No need to apologise, Andy

Andy Haldane, chief economist at the Bank of England, has been dragged Stasi-style to grovel in front of the cameras and apologise for the Bank’s Brexit vote forecasts. Governor Mark Carney warned that the economy might tank and that the Old Lady would be ready with the appropriate monetary medicine if it did. Note that he didn’t say UK plc would tank, merely that there was a possibility. Imagine if he’d said and done nothing, and the economy had gone down the skids. Cue for mass panic and a one-way ticket back to Canada.

I don’t recall weatherman Michael Fish being hauled out of the Met Office to appear on TV and utter a piteous mea culpa for his famous failure to forecast stormy weather, nor Tory right wingers frothing at the mouth about weather forecasters. Fortunately, the UK public takes the sensible view that weather forecasts are sometimes wrong, but often right, and that it should pay attention to such forecasts.

Instead, economists are taking the rap for talking down Brexit, instead of jumping for joy at the prospect of an economic train crash. Michael Gove has taken another pop at “experts”, especially economists, as if all you need is common sense, innit mate? If he’s ever in hospital for a hip replacement, could I suggest he employs the services of his plumber rather than a fully qualified surgeon? There’d be lots of cutting equipment to hand, and it would be so much cheaper.

But you could be forgiven for asking why, amidst the doom and gloom of many commentators, UK plc hasn’t yet tanked. The answer is simple. Consumers carry on spending because the Government’s Brexit news blackout has lulled them into a false sense of security. Given the total lack of information about the state of negotiations, you could be forgiven for thinking that everything is hunky dory and carry on BAU, It’s only when people like Sir Ivan Rogers, the UK’s former top diplomat at the EU, pops his head above the parapet and says what a shambles Brexit really is that you get a sense of the pain to come.
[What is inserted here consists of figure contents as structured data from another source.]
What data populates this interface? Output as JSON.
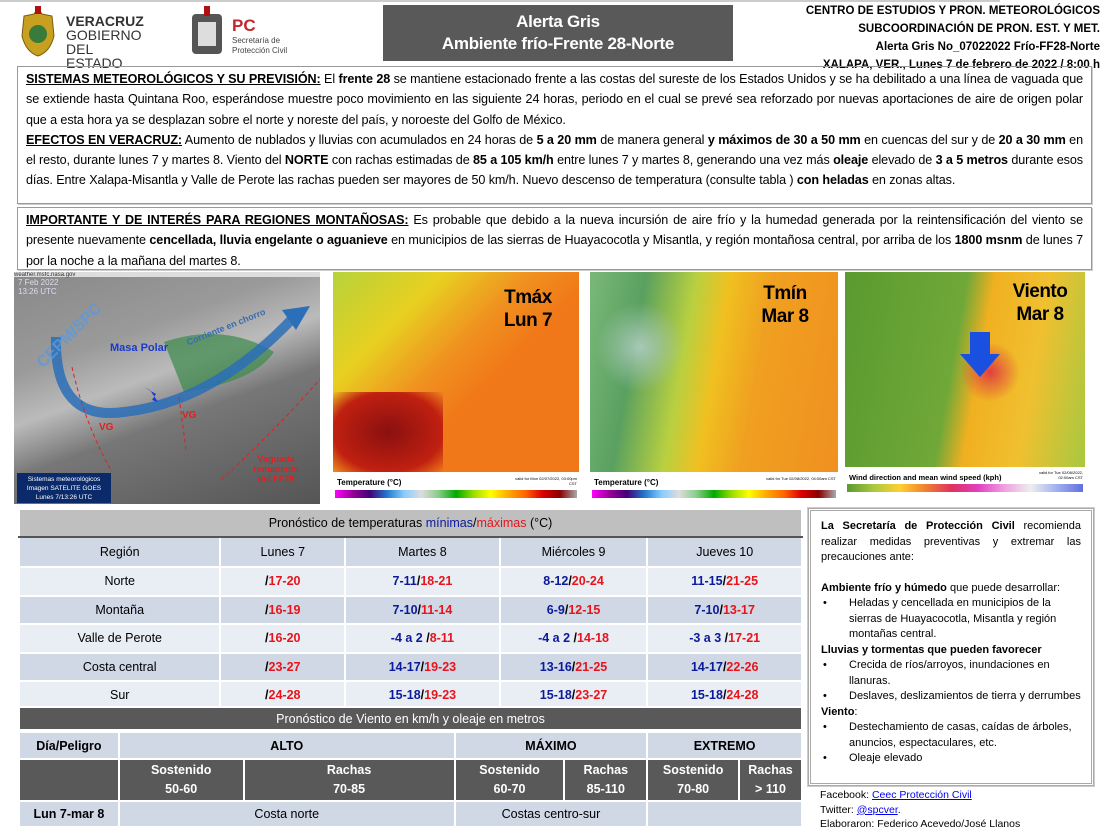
{
  "header": {
    "veracruz_logo": [
      "VERACRUZ",
      "GOBIERNO",
      "DEL ESTADO"
    ],
    "pc_logo": {
      "abbr": "PC",
      "line1": "Secretaría de",
      "line2": "Protección Civil"
    },
    "title_line1": "Alerta Gris",
    "title_line2": "Ambiente frío-Frente 28-Norte",
    "right": [
      "CENTRO DE ESTUDIOS Y PRON. METEOROLÓGICOS",
      "SUBCOORDINACIÓN DE PRON.  EST. Y MET.",
      "Alerta Gris No_07022022 Frío-FF28-Norte",
      "XALAPA, VER., Lunes 7 de febrero de 2022 / 8:00 h"
    ]
  },
  "box1": [
    [
      {
        "t": "SISTEMAS METEOROLÓGICOS Y SU PREVISIÓN:",
        "b": 1,
        "u": 1
      },
      {
        "t": " El "
      },
      {
        "t": "frente 28",
        "b": 1
      },
      {
        "t": " se mantiene estacionado frente a las costas del sureste de los Estados Unidos y se ha debilitado a una línea de vaguada que se extiende hasta Quintana Roo, esperándose muestre poco movimiento en las siguiente 24 horas, periodo en el cual se prevé sea reforzado por nuevas aportaciones de aire de origen polar que a esta hora ya se desplazan sobre el norte y noreste del país, y noroeste del Golfo de México."
      }
    ],
    [
      {
        "t": "EFECTOS EN VERACRUZ:",
        "b": 1,
        "u": 1
      },
      {
        "t": "  Aumento de nublados y lluvias con acumulados en 24 horas de "
      },
      {
        "t": "5 a 20 mm",
        "b": 1
      },
      {
        "t": " de manera general "
      },
      {
        "t": "y máximos de 30 a 50 mm",
        "b": 1
      },
      {
        "t": " en cuencas del sur y de "
      },
      {
        "t": "20 a 30 mm",
        "b": 1
      },
      {
        "t": " en el resto, durante lunes 7 y martes 8. Viento del "
      },
      {
        "t": "NORTE",
        "b": 1
      },
      {
        "t": " con rachas estimadas de "
      },
      {
        "t": "85 a 105 km/h",
        "b": 1
      },
      {
        "t": " entre lunes 7 y martes 8, generando una vez más "
      },
      {
        "t": "oleaje",
        "b": 1
      },
      {
        "t": " elevado de "
      },
      {
        "t": "3 a 5 metros",
        "b": 1
      },
      {
        "t": " durante esos días. Entre Xalapa-Misantla y Valle de Perote las rachas pueden ser mayores de 50 km/h. Nuevo descenso de temperatura (consulte tabla ) "
      },
      {
        "t": "con heladas",
        "b": 1
      },
      {
        "t": " en zonas altas."
      }
    ]
  ],
  "box2": [
    [
      {
        "t": "IMPORTANTE Y DE INTERÉS PARA REGIONES MONTAÑOSAS:",
        "b": 1,
        "u": 1
      },
      {
        "t": " Es probable que debido a la nueva incursión de aire frío y la humedad generada por la reintensificación del viento se presente nuevamente "
      },
      {
        "t": "cencellada, lluvia engelante o aguanieve",
        "b": 1
      },
      {
        "t": "  en  municipios de las sierras de Huayacocotla y Misantla, y región montañosa central, por arriba de los "
      },
      {
        "t": "1800 msnm",
        "b": 1
      },
      {
        "t": " de lunes 7 por la noche a la mañana del martes 8."
      }
    ]
  ],
  "satellite": {
    "source": "weather.msfc.nasa.gov",
    "timestamp": [
      "7 Feb 2022",
      "13:26 UTC"
    ],
    "watermark": "CEPM/SPC",
    "labels": {
      "masa_polar": "Masa Polar",
      "corriente": "Corriente en chorro",
      "vg": "VG",
      "vaguada": "Vaguada remanente del FF28"
    },
    "caption": [
      "Sistemas meteorológicos",
      "Imagen SATELITE GOES",
      "Lunes 7/13:26 UTC"
    ]
  },
  "maps": [
    {
      "label1": "Tmáx",
      "label2": "Lun 7",
      "legend": "Temperature (°C)",
      "valid": "valid for Mon 02/07/2022, 03:00pm CST"
    },
    {
      "label1": "Tmín",
      "label2": "Mar 8",
      "legend": "Temperature (°C)",
      "valid": "valid for Tue 02/08/2022, 04:00am CST"
    },
    {
      "label1": "Viento",
      "label2": "Mar 8",
      "legend": "Wind direction and mean wind speed (kph)",
      "valid": "valid for Tue 02/08/2022, 02:00am CST"
    }
  ],
  "temp_table": {
    "title_prefix": "Pronóstico de temperaturas ",
    "title_min": "mínimas",
    "title_sep": "/",
    "title_max": "máximas",
    "title_suffix": " (°C)",
    "headers": [
      "Región",
      "Lunes 7",
      "Martes 8",
      "Miércoles 9",
      "Jueves 10"
    ],
    "rows": [
      {
        "region": "Norte",
        "vals": [
          [
            "",
            "17-20"
          ],
          [
            "7-11",
            "18-21"
          ],
          [
            "8-12",
            "20-24"
          ],
          [
            "11-15",
            "21-25"
          ]
        ]
      },
      {
        "region": "Montaña",
        "vals": [
          [
            "",
            "16-19"
          ],
          [
            "7-10",
            "11-14"
          ],
          [
            "6-9",
            "12-15"
          ],
          [
            "7-10",
            "13-17"
          ]
        ]
      },
      {
        "region": "Valle de Perote",
        "vals": [
          [
            "",
            "16-20"
          ],
          [
            "-4 a 2 ",
            "8-11"
          ],
          [
            "-4 a 2 ",
            "14-18"
          ],
          [
            "-3 a 3 ",
            "17-21"
          ]
        ]
      },
      {
        "region": "Costa central",
        "vals": [
          [
            "",
            "23-27"
          ],
          [
            "14-17",
            "19-23"
          ],
          [
            "13-16",
            "21-25"
          ],
          [
            "14-17",
            "22-26"
          ]
        ]
      },
      {
        "region": "Sur",
        "vals": [
          [
            "",
            "24-28"
          ],
          [
            "15-18",
            "19-23"
          ],
          [
            "15-18",
            "23-27"
          ],
          [
            "15-18",
            "24-28"
          ]
        ]
      }
    ]
  },
  "wind_table": {
    "title": "Pronóstico de Viento en km/h y oleaje en metros",
    "dia": "Día/Peligro",
    "alto": "ALTO",
    "maximo": "MÁXIMO",
    "extremo": "EXTREMO",
    "sub": [
      [
        "Sostenido",
        "50-60"
      ],
      [
        "Rachas",
        "70-85"
      ],
      [
        "Sostenido",
        "60-70"
      ],
      [
        "Rachas",
        "85-110"
      ],
      [
        "Sostenido",
        "70-80"
      ],
      [
        "Rachas",
        "> 110"
      ]
    ],
    "row": {
      "day": "Lun 7-mar 8",
      "alto": "Costa norte",
      "maximo": "Costas centro-sur",
      "extremo": ""
    }
  },
  "side": {
    "intro_bold": "La Secretaría de Protección Civil",
    "intro": " recomienda realizar medidas preventivas y extremar las precauciones ante:",
    "s1_bold": "Ambiente frío y húmedo",
    "s1": " que puede desarrollar:",
    "s1_items": [
      "Heladas y cencellada en municipios de la sierras de Huayacocotla, Misantla y región montañas central."
    ],
    "s2_bold": "Lluvias y tormentas que pueden favorecer",
    "s2_items": [
      "Crecida de ríos/arroyos, inundaciones en llanuras.",
      "Deslaves, deslizamientos de tierra y derrumbes"
    ],
    "s3_bold": "Viento",
    "s3": ":",
    "s3_items": [
      "Destechamiento de casas, caídas de árboles, anuncios, espectaculares, etc.",
      "Oleaje elevado"
    ]
  },
  "footer": {
    "fb_label": "Facebook: ",
    "fb_link": "Ceec Protección Civil",
    "tw_label": "Twitter: ",
    "tw_link": "@spcver",
    "tw_end": ".",
    "credits": "Elaboraron: Federico Acevedo/José Llanos"
  },
  "colors": {
    "title_bg": "#595959",
    "table_header": "#bfbfbf",
    "row_dark": "#d0d7e5",
    "row_light": "#e9edf4",
    "min": "#0a1a9a",
    "max": "#e8141c"
  }
}
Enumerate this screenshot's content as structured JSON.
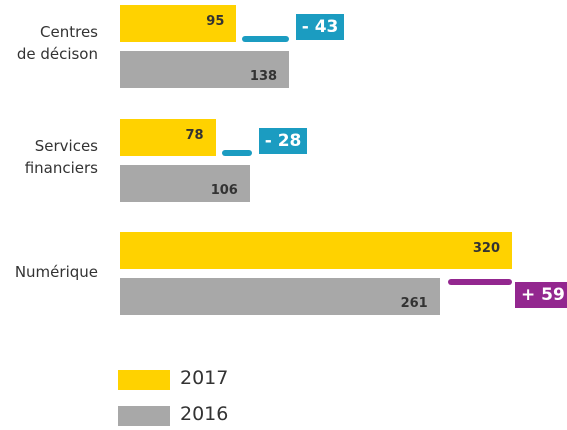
{
  "chart_data": {
    "type": "bar",
    "categories": [
      "Centres\nde décison",
      "Services\nfinanciers",
      "Numérique"
    ],
    "series": [
      {
        "name": "2017",
        "color": "#ffd200",
        "values": [
          95,
          78,
          320
        ]
      },
      {
        "name": "2016",
        "color": "#a8a8a8",
        "values": [
          138,
          106,
          261
        ]
      }
    ],
    "differences": {
      "values": [
        -43,
        -28,
        59
      ],
      "value_labels": [
        "- 43",
        "- 28",
        "+ 59"
      ],
      "colors": {
        "negative": "#1b9cc1",
        "positive": "#93278f"
      }
    }
  }
}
Needless to say, Brexit Stasi enforcer Iain Duncan-Smith trashed him as “not to be trusted”. Be careful what you say. Big Brexit is watching you.

Professor Sir David Hendry, esteemed econometrician (economics with numbers) told a conference I attended years ago that when weathermen got their forecast wrong the government gave them extra wonga to buy a bigger computer. When economic forecasters got it wrong, their budgets were cut. I understand why Andy Haldane felt pressured to apologise, but in truth he had no need to. Even experts get it wrong, but often they’re right. The big test of economists’ predictions won’t be in the months after the Brexit vote, but in the years following Brexit.